Czech Prime Minister Bohuslav Sobotka has announced that his government will resign later this week following a breakdown in relations between his ruling Social Democrats (CSSD) and coalition partner Ano.
The move comes as jockeying has intensified between the CSSD and the populist Ano party, which enjoys a lead of around 10 points over the premier's party in opinion polls ahead of scheduled elections in October. However, while Sobotka and billionaire Finance Minister Andrej Babis, the leader of Ano, have been taking pot shots at one another since teaming up in early 2014, the government has outlasted most of those over the last decade and the announcement took most observers by surprise.
The PM has focused in recent weeks on trying to promote scandals over Babis’ personal finances, including a controversial bond scheme at Agrofert – the food and chemicals giant the finance minister owns – that Babis used to avoid tax.
In response, the finance minister has denied any wrongdoing and he said last week that he is ready to be fired by Sobotka, only to back down to insist he must stay to finish his work. That pattern has been seen several times since 2014.
Sobotka reportedly wanted to sack Babis to give his accusations of conflicts of interest and murky financial schemes some momentum as he seeks to make up ground in the polls. However, he has also been wary of making Babis a martyr and giving him more room to throw corruption allegations at the CSSD.
Sobotka told a press conference on May 2 that sacking Babis would have simply given the Ano leader more time to campaign ahead of the scheduled election. "That's the reason I'm opting for the only reasonable solution which is available," the PM said, according to AP. "[The] trust of the public in politics is at stake.”
Sobotka said early elections are one option now. President Milos Zeman announced earlier this month that regular elections would take place on October 20-21. Bringing the elections forward, however, would require a three fifths majority in parliament.
The prime minister suggested the coalition parties could seek to form a new cabinet until elections can be held, but noted that it would hinge on dealing with the issues surrounding Babis’ business dealings satisfactorily.
Babis expressed surprise over the announcement, and called it a desperate move. He said he would prefer the government to serve out its term. However, the collapse of the government may benefit Babis, opening the way for him to openly join with Zeman and smear the CSSD in what is likely to be a highly negative campaign.

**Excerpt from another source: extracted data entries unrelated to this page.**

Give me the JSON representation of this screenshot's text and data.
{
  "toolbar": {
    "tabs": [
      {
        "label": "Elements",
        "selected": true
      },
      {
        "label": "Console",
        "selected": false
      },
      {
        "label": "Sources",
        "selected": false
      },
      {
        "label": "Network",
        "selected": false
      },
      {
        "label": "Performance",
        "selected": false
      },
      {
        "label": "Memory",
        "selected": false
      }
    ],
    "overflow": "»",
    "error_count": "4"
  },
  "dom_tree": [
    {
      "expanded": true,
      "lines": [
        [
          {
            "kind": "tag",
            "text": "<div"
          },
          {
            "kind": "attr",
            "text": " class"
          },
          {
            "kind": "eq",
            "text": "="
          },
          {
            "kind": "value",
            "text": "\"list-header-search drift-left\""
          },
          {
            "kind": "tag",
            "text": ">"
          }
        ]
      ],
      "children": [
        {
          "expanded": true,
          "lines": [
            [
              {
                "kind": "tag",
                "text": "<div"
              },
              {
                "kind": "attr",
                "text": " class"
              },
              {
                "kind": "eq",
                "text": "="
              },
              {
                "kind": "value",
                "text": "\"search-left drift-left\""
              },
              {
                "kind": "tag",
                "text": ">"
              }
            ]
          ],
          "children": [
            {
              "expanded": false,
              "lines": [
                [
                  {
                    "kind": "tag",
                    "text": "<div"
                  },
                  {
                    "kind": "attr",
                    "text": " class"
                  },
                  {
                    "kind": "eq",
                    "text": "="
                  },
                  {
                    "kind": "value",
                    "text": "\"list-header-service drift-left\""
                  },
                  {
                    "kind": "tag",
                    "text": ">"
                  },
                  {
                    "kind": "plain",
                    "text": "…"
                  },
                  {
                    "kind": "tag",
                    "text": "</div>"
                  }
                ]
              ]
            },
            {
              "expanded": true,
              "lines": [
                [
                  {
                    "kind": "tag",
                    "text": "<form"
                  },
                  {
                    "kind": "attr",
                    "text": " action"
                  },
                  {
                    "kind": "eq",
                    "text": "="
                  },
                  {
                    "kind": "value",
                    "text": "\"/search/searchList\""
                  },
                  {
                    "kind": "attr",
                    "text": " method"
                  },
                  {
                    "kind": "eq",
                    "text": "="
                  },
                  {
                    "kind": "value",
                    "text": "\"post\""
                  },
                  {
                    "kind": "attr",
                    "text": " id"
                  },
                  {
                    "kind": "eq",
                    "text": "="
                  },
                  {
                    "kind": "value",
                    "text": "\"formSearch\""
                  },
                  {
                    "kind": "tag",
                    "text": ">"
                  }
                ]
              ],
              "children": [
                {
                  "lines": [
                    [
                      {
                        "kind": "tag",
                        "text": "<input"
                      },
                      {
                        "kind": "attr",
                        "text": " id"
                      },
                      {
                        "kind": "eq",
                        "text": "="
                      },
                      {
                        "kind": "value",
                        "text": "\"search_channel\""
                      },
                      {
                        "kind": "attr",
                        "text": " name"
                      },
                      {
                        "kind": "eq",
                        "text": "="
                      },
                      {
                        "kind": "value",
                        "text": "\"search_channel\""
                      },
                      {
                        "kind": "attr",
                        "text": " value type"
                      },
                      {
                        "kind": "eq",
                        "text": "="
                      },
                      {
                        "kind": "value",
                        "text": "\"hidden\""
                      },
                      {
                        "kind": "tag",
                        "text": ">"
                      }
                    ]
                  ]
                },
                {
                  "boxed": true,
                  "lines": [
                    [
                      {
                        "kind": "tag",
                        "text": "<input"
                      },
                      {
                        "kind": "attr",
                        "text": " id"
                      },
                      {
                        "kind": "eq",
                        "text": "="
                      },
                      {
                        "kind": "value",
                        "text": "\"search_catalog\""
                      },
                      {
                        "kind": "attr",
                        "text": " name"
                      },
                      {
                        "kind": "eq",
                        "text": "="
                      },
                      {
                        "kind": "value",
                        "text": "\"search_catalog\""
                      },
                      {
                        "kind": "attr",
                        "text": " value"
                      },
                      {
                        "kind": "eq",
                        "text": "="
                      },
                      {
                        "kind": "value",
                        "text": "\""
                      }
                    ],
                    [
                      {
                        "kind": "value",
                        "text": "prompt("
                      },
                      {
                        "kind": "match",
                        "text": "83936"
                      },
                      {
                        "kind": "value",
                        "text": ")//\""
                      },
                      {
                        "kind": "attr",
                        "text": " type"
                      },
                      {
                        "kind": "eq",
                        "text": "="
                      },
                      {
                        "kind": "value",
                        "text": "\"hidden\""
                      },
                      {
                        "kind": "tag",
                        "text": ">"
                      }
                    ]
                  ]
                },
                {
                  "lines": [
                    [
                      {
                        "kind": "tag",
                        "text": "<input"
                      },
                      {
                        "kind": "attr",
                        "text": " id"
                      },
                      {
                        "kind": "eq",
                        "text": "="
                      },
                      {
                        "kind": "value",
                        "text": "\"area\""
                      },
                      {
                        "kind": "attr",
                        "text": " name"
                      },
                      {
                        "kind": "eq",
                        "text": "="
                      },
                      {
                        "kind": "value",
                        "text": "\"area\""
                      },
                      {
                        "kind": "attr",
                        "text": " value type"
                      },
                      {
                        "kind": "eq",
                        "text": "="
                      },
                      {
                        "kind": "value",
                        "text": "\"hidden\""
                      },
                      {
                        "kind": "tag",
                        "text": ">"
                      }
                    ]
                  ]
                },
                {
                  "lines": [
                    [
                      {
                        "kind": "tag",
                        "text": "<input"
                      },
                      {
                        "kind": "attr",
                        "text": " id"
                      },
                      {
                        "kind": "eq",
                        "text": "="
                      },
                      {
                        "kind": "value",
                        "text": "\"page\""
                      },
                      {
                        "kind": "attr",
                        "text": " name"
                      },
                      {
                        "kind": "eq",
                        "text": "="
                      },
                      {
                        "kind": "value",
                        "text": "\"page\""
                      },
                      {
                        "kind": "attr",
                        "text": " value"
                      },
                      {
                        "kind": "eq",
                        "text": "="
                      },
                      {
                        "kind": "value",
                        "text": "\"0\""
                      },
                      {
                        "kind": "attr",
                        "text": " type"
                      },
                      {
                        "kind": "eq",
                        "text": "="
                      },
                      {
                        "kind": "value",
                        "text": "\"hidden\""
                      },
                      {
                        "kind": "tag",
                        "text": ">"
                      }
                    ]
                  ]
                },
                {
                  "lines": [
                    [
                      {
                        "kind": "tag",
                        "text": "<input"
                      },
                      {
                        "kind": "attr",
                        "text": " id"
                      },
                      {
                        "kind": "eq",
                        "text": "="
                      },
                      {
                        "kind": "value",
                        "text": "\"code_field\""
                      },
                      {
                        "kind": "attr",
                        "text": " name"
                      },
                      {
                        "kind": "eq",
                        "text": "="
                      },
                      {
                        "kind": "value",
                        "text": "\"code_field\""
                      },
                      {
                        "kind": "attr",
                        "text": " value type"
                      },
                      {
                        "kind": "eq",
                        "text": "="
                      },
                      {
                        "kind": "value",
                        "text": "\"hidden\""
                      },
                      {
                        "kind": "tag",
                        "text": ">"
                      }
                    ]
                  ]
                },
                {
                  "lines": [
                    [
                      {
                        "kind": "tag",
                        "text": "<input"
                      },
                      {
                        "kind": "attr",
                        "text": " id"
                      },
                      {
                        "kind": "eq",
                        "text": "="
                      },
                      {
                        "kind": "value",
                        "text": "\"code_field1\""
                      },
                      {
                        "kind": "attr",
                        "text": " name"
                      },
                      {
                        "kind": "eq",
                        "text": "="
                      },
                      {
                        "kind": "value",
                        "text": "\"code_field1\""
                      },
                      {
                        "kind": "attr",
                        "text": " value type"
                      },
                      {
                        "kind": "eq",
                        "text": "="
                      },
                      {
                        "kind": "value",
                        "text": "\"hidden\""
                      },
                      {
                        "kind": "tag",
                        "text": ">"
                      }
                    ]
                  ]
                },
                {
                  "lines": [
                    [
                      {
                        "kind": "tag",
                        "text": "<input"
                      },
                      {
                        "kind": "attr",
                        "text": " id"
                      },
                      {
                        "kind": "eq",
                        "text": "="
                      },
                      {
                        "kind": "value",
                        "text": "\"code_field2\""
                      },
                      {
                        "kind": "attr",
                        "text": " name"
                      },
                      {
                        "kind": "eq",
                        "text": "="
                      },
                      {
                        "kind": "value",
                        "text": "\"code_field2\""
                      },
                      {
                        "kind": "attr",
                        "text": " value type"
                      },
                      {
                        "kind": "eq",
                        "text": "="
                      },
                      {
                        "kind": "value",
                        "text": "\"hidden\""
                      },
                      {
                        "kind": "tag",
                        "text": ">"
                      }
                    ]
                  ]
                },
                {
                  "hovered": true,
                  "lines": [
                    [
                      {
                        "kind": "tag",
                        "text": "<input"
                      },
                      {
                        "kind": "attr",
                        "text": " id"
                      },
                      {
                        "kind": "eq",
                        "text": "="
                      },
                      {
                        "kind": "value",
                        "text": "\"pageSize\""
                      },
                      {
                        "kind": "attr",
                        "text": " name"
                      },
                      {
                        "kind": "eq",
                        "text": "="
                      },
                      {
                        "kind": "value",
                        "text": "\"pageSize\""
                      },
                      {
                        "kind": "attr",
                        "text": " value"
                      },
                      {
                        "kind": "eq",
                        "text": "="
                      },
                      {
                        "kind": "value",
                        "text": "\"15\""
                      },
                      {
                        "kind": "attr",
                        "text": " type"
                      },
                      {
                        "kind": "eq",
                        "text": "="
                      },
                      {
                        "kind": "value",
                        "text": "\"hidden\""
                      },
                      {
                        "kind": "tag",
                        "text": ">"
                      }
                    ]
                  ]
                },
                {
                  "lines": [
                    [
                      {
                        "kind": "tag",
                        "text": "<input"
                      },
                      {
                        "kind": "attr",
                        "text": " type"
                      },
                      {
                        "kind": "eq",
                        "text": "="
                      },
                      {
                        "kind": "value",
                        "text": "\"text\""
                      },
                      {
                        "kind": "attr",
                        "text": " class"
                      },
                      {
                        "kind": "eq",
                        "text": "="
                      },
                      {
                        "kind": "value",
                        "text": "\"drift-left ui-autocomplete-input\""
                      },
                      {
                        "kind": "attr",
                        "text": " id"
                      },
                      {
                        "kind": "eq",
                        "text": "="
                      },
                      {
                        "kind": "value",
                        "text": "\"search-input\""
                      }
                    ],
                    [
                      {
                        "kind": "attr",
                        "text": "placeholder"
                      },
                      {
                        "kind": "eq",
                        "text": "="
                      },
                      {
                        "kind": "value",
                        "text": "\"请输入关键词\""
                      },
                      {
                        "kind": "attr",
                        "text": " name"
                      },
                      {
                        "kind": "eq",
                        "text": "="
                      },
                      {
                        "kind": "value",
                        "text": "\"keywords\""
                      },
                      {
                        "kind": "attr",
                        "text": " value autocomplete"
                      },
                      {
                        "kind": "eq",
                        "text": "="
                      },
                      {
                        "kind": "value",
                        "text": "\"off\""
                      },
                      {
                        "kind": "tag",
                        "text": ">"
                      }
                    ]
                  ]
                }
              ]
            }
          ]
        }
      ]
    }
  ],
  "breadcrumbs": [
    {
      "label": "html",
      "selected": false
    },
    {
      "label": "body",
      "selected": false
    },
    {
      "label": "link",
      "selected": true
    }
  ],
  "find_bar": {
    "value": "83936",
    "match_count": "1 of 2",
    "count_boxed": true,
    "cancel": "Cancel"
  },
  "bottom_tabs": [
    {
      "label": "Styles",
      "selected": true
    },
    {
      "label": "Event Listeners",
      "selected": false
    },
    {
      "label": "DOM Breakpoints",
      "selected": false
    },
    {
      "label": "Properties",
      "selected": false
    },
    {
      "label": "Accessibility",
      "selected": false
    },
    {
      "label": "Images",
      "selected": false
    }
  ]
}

Zeman, a former Social Democrat premier who recently has been aligning himself more and more with Babis, could decide to put a technocratic government in charge temporarily. Zeman caused a scandal in late 2013 as he kept a temporary cabinet he had appointed in place for months in a move many critics called a coup.
Whenever the elections are held, neither Ano or the CSSD are likely to be able to gain enough votes to form a majority government alone. Ano currently sits on around 30% in polls; the CSSD on 16%. The communist party ranks third in polls, and has been spoken of as a potential partner for both, despite a lukewarm approach from both parties. The communists have not taken part in any government since free elections were reintroduced in 1990.

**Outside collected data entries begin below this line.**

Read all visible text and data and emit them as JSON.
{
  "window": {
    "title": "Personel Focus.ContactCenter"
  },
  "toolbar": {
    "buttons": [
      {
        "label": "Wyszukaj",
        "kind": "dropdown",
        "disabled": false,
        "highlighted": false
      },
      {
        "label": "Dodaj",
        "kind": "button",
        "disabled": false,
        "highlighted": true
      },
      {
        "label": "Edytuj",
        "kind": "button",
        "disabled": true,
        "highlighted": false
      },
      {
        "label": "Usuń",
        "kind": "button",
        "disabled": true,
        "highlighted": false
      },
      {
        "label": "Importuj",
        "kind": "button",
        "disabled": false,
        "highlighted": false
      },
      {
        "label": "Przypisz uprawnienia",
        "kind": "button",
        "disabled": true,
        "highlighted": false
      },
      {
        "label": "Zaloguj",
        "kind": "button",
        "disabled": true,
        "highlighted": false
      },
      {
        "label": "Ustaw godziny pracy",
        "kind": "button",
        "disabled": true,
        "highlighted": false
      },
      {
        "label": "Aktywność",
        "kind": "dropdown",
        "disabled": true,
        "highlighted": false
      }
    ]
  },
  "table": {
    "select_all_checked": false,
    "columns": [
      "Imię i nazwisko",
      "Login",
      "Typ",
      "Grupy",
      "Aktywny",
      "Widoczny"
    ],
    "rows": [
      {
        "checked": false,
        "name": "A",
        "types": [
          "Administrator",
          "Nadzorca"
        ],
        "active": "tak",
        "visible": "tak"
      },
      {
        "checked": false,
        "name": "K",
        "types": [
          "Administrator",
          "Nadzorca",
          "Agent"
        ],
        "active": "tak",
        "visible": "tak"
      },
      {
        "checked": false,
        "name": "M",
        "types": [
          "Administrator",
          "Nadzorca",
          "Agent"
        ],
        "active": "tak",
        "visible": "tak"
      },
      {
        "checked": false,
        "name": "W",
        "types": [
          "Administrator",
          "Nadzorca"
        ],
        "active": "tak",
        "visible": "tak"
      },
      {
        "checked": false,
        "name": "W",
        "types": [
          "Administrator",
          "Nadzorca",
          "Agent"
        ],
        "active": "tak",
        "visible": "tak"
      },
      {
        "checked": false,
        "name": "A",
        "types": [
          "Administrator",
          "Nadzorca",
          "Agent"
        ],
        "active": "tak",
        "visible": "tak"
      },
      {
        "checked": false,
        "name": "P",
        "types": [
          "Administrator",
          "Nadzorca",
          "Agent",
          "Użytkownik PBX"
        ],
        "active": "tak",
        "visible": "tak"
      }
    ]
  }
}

Ano, however, may have a chance to form a coalition with current junior coalition partner the Christian and Democratic Union, alongside some of the rightwing parties that were decimated in the 2013 election following a series of corruption scandals. What both of the leading parties will hope is to avoid having to team up again in a new cabinet.
Whatever the outcome, investors are unlikely to worry. Markets have a tradition of casting aside Czech political shenanigans, assured by the strength of the country’s institutions.
“It seems unlikely that this political realignment will have a significant impact on the economy or financial markets,” writes William Jackson at Capital Economics. “The stability of Czech politics over the past three years has been the exception rather than the rule. Prior to that, governments changed frequently. But that was never marked by sell-offs in the markets or sharp swings in the direction of policymaking. This time looks no different.”